Em sua visão, políticas governamentais em lugares como China, Alemanha, Coreia do Sul e Taiwan estão impulsionando grandes superávits comerciais. Todo superávit comercial precisa de um déficit para equilibrá-lo, e isso acaba inflando o déficit comercial dos EUA. Sem mudanças econômicas maiores na China e em outros países, esses problemas ainda persistirão, ele argumenta.
“Há um problema sério”, disse ele. “Não estamos vendo a melhor solução para esse problema.”
Outros economistas ainda contestam a ideia de que ter um déficit comercial geral com o resto do mundo é um problema para os Estados Unidos. Outros fatores, como gastos do governo dos EUA e fluxos de investimento, são os principais motores do déficit comercial dos EUA, não a demanda por bens, argumentam alguns economistas.
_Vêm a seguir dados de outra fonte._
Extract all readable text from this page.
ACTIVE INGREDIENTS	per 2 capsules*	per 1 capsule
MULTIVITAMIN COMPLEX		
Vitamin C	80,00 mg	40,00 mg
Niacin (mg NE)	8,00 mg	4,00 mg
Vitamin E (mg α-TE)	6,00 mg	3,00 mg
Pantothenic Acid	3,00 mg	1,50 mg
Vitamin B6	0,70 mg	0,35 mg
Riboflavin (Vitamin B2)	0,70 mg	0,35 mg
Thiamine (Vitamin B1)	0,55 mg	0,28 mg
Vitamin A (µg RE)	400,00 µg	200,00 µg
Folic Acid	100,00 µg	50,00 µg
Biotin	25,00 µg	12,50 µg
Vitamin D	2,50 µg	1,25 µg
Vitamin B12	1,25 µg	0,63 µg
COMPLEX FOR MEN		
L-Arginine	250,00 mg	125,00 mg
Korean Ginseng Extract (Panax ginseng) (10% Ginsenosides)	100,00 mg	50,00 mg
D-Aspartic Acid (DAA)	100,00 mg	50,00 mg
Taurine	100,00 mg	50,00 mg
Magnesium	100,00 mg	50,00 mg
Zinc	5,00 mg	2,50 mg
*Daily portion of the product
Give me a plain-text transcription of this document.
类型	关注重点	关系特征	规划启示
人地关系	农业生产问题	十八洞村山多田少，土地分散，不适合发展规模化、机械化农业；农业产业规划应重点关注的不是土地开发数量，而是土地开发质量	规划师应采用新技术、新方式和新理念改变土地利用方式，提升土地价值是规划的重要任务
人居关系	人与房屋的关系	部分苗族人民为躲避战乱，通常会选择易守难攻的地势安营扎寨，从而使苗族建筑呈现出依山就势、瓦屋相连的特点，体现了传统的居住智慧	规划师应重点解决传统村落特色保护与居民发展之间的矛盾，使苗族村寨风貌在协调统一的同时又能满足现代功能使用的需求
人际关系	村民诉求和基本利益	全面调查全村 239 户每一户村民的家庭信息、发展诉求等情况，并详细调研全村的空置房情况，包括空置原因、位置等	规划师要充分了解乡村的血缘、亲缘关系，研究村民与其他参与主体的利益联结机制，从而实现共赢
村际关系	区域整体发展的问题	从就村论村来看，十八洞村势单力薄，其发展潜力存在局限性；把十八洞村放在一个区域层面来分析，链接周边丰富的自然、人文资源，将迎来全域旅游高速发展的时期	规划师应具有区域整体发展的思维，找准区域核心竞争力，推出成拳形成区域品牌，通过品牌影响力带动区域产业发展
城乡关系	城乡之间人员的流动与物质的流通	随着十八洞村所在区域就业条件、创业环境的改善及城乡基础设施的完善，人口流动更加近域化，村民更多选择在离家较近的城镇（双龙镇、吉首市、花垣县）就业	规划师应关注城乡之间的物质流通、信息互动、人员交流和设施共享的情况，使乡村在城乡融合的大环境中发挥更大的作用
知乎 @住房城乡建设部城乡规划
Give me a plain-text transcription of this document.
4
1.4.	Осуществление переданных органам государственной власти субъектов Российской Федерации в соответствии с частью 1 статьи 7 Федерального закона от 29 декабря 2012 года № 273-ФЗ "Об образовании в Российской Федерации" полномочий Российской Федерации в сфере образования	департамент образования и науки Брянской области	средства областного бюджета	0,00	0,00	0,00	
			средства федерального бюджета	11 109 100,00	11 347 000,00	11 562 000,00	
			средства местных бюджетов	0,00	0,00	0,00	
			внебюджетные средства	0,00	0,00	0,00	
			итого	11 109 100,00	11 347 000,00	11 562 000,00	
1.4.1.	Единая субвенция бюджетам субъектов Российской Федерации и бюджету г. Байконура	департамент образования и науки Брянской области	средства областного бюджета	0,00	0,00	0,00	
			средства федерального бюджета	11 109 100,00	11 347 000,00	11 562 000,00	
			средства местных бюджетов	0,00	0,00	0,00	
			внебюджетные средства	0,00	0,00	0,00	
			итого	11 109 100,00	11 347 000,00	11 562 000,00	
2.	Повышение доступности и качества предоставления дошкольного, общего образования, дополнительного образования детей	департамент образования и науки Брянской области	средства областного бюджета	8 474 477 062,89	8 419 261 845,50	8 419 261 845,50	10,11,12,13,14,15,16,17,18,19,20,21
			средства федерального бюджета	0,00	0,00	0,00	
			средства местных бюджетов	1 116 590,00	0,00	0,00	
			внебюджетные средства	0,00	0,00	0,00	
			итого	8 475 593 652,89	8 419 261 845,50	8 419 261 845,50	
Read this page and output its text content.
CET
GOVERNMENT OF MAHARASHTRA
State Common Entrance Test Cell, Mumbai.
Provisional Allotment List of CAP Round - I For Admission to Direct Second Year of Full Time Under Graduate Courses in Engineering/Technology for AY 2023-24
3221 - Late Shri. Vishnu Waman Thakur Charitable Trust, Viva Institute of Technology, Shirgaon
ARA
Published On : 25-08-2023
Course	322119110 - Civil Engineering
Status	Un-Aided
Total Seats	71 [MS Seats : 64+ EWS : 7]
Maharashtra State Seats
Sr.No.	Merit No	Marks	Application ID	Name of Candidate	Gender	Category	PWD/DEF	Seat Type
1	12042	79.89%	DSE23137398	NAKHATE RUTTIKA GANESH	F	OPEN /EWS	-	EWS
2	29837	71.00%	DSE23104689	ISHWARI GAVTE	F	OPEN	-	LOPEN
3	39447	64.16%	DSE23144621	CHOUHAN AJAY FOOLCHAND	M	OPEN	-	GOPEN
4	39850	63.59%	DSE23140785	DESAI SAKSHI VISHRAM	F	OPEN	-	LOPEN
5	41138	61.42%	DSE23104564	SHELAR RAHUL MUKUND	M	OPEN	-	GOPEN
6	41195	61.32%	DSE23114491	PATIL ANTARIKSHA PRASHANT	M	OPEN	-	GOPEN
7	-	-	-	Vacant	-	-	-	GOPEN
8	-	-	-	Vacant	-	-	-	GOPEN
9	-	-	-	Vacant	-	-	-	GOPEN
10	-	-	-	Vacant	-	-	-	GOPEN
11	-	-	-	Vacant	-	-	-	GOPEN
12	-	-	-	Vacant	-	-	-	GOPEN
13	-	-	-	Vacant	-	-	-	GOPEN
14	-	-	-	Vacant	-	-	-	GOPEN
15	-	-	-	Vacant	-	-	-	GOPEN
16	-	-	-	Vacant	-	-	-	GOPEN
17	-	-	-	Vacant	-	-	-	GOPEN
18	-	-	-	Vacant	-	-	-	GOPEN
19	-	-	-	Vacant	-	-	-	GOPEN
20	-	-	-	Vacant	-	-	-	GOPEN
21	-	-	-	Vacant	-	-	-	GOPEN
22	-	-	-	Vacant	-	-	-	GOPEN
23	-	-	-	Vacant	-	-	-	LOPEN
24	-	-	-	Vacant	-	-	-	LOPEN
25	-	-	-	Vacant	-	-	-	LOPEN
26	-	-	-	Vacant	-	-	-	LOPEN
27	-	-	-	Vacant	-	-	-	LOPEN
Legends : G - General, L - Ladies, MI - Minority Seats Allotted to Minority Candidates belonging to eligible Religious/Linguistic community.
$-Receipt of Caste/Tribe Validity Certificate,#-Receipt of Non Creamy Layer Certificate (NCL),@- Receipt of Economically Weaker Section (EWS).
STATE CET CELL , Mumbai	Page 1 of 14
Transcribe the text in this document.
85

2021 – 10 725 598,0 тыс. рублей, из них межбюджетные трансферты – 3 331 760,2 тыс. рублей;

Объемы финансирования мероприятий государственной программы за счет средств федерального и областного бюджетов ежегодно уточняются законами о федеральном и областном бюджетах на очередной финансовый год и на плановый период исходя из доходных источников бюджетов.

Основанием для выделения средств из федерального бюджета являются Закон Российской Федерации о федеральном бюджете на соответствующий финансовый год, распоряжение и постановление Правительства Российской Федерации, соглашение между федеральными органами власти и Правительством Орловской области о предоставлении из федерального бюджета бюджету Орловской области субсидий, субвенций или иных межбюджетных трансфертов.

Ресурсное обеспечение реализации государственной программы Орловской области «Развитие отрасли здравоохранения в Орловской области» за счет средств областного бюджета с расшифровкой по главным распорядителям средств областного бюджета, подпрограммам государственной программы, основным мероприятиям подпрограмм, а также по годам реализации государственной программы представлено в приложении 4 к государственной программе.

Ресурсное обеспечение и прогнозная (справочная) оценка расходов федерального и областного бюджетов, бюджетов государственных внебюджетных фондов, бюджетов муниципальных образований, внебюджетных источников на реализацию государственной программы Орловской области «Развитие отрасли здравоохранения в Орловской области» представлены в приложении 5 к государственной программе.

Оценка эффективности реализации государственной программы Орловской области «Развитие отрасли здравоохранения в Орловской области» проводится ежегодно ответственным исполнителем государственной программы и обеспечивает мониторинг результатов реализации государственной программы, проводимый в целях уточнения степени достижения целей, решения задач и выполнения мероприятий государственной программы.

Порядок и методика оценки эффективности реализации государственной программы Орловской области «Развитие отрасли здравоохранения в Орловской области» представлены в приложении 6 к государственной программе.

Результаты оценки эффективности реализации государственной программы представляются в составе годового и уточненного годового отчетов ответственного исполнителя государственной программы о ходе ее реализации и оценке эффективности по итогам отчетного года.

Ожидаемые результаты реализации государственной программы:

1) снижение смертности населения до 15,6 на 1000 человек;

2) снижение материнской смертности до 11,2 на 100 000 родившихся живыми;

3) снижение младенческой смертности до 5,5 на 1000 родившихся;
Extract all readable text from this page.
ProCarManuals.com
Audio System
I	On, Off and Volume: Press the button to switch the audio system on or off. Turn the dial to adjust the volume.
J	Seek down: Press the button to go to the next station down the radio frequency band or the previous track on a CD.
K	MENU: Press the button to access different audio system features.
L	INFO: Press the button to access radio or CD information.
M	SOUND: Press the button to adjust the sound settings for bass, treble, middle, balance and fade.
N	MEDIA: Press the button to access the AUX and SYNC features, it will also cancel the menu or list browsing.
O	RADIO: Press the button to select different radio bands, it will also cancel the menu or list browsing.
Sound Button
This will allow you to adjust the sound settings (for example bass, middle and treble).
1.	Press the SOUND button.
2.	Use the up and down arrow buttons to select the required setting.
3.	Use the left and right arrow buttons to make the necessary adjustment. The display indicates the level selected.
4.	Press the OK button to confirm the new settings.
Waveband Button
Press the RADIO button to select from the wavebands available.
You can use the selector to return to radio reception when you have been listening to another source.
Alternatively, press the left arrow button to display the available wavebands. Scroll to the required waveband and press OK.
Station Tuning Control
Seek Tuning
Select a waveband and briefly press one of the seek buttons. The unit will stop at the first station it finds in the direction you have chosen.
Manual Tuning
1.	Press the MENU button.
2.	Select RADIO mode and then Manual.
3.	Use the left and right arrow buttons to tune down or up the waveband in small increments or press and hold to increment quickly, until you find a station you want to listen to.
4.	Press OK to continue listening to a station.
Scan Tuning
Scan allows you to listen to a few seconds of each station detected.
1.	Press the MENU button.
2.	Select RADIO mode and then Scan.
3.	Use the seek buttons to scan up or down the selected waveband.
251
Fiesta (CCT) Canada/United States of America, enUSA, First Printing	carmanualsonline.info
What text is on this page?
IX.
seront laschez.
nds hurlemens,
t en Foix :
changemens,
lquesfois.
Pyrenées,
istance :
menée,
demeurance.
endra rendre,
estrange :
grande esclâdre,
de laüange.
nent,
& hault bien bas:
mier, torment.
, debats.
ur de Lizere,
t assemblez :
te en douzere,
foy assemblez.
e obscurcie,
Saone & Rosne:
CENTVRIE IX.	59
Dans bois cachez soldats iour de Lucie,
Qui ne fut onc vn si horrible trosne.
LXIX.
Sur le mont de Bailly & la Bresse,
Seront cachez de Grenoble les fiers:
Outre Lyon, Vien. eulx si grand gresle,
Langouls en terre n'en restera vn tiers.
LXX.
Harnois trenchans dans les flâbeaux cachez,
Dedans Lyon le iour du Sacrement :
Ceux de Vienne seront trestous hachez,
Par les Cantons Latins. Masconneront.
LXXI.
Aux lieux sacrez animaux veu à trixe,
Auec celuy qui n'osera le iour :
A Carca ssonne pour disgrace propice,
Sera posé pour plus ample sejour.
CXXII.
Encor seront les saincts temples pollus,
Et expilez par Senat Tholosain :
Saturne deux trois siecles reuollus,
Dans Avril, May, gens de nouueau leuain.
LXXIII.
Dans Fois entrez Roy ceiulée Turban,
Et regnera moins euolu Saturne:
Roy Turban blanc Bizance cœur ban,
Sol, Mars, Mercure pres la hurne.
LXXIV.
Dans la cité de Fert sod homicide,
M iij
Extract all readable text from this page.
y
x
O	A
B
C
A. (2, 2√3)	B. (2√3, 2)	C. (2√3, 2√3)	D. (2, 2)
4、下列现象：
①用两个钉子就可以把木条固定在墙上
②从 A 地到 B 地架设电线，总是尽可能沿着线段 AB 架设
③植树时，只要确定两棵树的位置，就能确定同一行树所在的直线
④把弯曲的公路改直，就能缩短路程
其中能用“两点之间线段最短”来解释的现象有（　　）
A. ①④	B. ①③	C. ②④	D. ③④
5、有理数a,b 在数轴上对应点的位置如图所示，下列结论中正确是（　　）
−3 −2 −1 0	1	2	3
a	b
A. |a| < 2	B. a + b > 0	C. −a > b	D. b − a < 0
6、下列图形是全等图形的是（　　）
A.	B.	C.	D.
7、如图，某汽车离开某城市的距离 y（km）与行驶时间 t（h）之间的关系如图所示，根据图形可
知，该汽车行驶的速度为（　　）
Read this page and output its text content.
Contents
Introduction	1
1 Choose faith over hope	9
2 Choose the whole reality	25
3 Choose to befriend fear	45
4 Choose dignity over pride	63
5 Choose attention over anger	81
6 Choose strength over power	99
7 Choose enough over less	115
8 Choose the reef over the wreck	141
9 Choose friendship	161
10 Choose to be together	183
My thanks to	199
E eles dizem que, se as tarifas de Trump reduzirem o déficit comercial geral, será provavelmente porque afundaram a economia dos EUA ou afastaram investidores dos Estados Unidos ao minar a confiança mundial no dólar americano e em seus mercados.
Rodrik, o economista de Harvard, disse que não havia “absolutamente nenhuma relação entre o déficit comercial de um país e o quão bem ele está indo.” Ele apontou que tanto a Venezuela quanto a Rússia têm superávits comerciais.
“Os Estados Unidos realmente querem ser uma Venezuela ou uma Rússia?”